Since we own the metrics and the algorithms that we've spent the last year iterating on with our users, we balance between giving engineers the ability to customize our metric algorithms and evaluation techniques, while offering the ability for them to bring it to the cloud for their organization when they're ready.

This brings me to the tools that does have their own metrics and evals. Including us, there's only 3 companies out there that does this to a good extent (excuse me for this one), and we're the only one with a self-served platform such that any open-source user can get the benefit of Confident AI as well.

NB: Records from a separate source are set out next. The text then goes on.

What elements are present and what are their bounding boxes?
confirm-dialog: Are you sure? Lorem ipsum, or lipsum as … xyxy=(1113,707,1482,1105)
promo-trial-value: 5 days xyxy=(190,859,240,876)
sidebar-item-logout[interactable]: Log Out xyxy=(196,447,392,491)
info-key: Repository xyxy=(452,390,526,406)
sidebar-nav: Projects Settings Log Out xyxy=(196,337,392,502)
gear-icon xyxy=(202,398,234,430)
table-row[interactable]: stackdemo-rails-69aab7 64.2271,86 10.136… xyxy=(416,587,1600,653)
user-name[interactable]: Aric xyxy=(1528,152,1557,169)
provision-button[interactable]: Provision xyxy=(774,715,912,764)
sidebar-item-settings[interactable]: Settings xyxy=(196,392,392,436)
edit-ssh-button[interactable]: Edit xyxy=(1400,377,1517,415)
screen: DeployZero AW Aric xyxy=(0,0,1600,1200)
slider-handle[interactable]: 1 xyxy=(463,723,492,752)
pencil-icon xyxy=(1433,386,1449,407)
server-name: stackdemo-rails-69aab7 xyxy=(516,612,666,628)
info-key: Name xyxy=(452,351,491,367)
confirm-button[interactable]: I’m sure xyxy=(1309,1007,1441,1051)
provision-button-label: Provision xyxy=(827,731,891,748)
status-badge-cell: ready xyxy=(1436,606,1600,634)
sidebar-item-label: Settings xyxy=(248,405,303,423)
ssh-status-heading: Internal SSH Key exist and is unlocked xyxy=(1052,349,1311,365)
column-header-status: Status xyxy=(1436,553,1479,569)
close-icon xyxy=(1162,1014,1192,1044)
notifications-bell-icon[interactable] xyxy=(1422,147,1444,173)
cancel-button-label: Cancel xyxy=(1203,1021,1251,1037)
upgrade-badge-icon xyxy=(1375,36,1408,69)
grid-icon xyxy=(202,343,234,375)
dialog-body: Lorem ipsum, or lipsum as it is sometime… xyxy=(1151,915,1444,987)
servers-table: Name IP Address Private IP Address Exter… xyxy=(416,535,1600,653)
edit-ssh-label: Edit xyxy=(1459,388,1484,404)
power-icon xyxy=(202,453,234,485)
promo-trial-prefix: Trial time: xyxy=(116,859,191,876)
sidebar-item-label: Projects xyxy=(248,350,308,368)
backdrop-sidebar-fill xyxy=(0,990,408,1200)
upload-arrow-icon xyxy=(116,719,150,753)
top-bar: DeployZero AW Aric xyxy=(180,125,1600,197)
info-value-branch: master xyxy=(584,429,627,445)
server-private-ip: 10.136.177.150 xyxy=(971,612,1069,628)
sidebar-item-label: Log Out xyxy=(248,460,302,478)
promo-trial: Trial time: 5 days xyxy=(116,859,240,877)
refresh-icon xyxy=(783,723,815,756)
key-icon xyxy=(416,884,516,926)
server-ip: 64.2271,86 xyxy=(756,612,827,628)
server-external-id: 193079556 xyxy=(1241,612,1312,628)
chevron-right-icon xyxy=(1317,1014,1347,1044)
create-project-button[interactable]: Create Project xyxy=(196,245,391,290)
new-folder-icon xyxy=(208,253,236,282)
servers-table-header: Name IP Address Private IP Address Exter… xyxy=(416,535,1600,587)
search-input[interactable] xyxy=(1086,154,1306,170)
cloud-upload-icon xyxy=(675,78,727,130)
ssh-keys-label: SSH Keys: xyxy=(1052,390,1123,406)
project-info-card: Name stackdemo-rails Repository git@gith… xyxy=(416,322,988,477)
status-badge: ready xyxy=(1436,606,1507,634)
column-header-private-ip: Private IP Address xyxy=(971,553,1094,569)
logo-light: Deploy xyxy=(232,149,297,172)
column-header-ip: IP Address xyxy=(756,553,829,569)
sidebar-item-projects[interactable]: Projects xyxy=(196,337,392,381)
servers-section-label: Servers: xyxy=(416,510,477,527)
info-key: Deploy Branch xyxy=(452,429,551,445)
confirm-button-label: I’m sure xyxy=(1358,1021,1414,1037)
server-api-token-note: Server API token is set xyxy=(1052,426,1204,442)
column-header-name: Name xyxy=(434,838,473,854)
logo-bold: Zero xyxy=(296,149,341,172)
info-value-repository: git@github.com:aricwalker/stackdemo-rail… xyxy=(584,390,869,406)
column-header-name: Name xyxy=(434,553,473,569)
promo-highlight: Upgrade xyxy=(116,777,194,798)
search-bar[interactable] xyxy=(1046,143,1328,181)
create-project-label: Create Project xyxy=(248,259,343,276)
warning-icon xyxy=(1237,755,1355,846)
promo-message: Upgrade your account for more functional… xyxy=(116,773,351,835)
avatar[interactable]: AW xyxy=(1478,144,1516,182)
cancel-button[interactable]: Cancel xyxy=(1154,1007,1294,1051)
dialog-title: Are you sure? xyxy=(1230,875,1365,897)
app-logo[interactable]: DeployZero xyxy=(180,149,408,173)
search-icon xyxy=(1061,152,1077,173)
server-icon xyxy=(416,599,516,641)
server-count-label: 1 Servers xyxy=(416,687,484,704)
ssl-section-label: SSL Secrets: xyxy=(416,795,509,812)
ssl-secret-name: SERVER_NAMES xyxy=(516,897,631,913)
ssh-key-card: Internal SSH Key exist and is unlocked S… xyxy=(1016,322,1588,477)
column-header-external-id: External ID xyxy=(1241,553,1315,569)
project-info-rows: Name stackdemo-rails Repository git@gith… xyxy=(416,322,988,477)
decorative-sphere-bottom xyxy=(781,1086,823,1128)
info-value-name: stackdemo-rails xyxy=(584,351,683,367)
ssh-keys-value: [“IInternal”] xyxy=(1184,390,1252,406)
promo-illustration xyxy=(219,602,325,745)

That's not all the difference, because if you were to compare DeepEval's metrics on more nuance details (which I think is very important), we provide the most customizable metrics out there. This includes researched-backed SOTA LLM-as-a-judge G-Eval for any criteria, and the recently released DAG metric that is a decision-based that is virtually deterministic despite being LLM-evaluated. This means as user's use cases get more and more specific, they can stick with our metrics and benefit from DeepEval's ecosystem as well (metric caching, cost tracking, parallelization, integrated with Pytest for CI/CD, Confident AI, etc)

There's so much more, such as generating synthetic data to get started with testing even if you don't have a prepared test set, red-teaming for safety testing (so not just testing for functionality), but I'm going to stop here for now.